Publicado no jornal “A Gazeta” de domingo, 01/08/10
É triste o estado de abandono que se encontra o Centro de Cultura Negra, construído no final da década de 90 no coração do Laguinho: muito lixo amontoado, capim alto, o telhado do prédio afro-religioso que pegou fogo durante uma convenção partidária está sem conserto, o auditório está sujo, vandalizado e coberto de teias de aranha, o museu se encontra com obras e documentos abandonados, vidros das janelas quebrados e à mercê de roubo, etc. Convém contar que o fotógrafo Jonnhy Sena salvou de serem queimadas num monturo de lixo inúmeras fotografias históricas suas que havia doado ao Centro, e da decepção de uma turista ao ver a realidade completamente diferente da que viu postada na Internet.
A construção do prédio, uma reivindicação da comunidade negra, foi marcada por uma luta árdua desempenhada principalmente pelas mulheres do bairro que exigiam o início das obras, já que o prefeito de então, Annibal Barcellos, travava um embate político por causa disso com o governador Capiberibe. As bravas mulheres laguinenses entraram na luta armadas de paus e terçados para evitar que os fiscais da prefeitura derrubassem os tapumes que protegiam a obra em construção. Houve o apoio dos moradores do bairro, através de protestos, abaixo-assinados, e manifestações artísticas em seu redor. Personagens famosos da cidade como Sacaca, músicos e intelectuais aderiram ao movimento pró-construção, visualizando um processo de valorização das comunidades afro-descendentes que precisavam de local para fortalecer sua cultura, seus fazeres, sua identidade.
Até então havia uma entidade fundada dez anos antes que iria estartar toda uma política de valorização do negro do nosso Estado. Era a UNA – União dos Negros do Amapá, àquela altura presidida pela valente Raimundinha Ramos.
O prefeito Barcellos desistiu da briga e a obra prosseguiu. A UNA se instalou no prédio, que foi palco de inúmeras festas e edições do “Encontro dos Tambores”, mas também de intrigas, brigas e acusações nas administrações que se seguiram. Os membros que compõem a diretoria atual se revezam há oito anos, e realizam apenas o Encontro, em novembro. Esse evento é financiado pelos governos municipal e estadual, sem contar as eventuais emendas parlamentares dos deputados federais.
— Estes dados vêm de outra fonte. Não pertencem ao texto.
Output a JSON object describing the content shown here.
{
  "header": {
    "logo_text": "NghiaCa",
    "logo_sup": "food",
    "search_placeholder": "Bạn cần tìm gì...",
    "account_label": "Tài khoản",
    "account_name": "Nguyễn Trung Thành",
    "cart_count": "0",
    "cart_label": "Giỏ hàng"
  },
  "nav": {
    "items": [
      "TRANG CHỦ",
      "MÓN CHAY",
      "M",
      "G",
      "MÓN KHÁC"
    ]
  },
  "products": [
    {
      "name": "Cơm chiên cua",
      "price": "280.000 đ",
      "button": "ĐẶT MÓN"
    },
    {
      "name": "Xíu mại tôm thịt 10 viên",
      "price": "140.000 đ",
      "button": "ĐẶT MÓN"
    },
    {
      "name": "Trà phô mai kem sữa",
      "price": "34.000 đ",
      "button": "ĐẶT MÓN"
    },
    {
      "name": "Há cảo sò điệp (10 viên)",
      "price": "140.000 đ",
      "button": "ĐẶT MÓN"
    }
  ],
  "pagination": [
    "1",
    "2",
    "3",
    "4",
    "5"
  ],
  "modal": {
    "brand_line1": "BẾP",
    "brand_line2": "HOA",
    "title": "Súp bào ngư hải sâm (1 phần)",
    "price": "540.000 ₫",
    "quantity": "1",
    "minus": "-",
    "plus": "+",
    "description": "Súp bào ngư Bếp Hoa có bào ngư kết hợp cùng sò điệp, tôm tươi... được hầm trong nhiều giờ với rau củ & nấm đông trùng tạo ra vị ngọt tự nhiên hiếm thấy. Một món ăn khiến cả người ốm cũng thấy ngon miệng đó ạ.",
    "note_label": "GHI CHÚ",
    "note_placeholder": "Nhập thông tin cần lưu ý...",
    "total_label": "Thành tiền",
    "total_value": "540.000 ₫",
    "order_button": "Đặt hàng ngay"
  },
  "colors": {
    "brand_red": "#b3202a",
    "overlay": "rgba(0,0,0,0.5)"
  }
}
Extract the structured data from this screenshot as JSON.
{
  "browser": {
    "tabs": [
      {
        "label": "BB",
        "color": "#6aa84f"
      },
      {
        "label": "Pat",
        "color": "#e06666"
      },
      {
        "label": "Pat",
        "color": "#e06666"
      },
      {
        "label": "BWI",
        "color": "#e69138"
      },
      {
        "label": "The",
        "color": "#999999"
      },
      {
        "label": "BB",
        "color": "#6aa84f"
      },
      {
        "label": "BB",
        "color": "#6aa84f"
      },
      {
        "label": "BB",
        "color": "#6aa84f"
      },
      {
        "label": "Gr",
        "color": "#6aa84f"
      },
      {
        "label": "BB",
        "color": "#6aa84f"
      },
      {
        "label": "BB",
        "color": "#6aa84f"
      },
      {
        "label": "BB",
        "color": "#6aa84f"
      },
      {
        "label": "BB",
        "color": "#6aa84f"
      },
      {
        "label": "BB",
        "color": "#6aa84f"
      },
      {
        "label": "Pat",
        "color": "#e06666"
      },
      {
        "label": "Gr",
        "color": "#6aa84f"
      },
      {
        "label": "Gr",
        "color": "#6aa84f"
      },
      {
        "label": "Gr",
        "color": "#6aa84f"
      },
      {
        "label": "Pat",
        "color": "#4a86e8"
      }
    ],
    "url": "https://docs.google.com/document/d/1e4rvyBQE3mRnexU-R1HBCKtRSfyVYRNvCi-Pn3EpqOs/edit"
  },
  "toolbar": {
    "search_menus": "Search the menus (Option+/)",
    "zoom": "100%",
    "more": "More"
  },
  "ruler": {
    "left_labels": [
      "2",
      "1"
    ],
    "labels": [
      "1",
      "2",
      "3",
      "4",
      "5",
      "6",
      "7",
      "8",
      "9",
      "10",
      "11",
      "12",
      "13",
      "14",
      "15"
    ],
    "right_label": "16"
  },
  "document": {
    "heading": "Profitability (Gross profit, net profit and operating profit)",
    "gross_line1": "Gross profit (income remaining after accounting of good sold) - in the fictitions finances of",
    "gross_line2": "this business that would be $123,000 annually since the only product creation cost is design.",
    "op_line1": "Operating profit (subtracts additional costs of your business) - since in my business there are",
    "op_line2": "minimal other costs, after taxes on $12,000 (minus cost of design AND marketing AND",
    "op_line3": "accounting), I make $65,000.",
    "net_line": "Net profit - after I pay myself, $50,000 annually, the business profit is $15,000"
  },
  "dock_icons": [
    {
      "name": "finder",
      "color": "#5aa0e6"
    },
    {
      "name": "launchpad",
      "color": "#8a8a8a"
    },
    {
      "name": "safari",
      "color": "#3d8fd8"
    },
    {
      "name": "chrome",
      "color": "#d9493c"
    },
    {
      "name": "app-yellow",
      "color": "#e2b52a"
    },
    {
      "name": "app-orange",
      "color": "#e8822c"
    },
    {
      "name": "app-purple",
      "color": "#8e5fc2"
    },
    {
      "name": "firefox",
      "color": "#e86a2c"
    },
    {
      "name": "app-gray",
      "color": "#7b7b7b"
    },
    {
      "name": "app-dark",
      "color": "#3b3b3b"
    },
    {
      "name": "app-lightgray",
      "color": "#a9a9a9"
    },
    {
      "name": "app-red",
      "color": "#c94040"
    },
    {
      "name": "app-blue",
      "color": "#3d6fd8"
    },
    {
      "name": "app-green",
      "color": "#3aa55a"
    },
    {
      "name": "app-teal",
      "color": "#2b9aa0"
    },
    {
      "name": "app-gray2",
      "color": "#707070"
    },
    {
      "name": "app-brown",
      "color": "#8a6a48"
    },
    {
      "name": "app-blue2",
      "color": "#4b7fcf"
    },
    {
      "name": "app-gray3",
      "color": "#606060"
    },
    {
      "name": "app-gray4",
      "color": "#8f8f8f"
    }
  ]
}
Laguinenses preocupados com a situação de sujeira e abandono do complexo começam a se movimentar para evitar o que já ocorreu há mais de 30 anos, quando o Centro Folclórico do Laguinho, erigido em 1973 pelo governador Lisboa Freire, que adorava o Marabaixo, foi destruído pelo fogo. Um incêndio possivelmente criminoso, já que os moradores reclamavam que as malocas de jussara e palha abandonadas pelo poder público, e caindo aos pedaços eram “a vergonha do bairro”, diziam na época.
Antes de ser Centro de Cultura Negra o local foi campo de treino do Guarani Futebol Clube, Praça Lélio Silva e Praça Lourenço Almeida, e está, sim, abandonado. E embora este artigo não tenha a intenção de sacrificar a atual diretoria da UNA, mas de criticar o atual estado do Centro de Cultura Negra (Vejam bem!), a sua situação é o próprio resultado do descaso administrativo. Lá funcionam algumas entidades como a UNA, a Associação dos Guardas Territoriais, a FEFAP e um ponto de cultura, além de servir para pagamento de bolsa-família e do Pró-Jovem. Porém, alguém precisa responder com segurança a quem pertence realmente o Centro. Eu creio que pertence ao povo afro-descendente, mas ele foi criado pelo Governo Estadual, que através de suas entidades voltadas para o setor, precisa dar uma resposta satisfatória à sociedade. Ele precisa ser imediatamente revitalizado para que os macapaenses não se envergonhem de ver um complexo cultural de tamanha importância para a cidade e para as comunidades afro-descendentes do Estado ficar à míngua. Afinal, ele é o resultado de muita luta contra os políticos que ainda sobreviviam do tempo de arbítrio no país.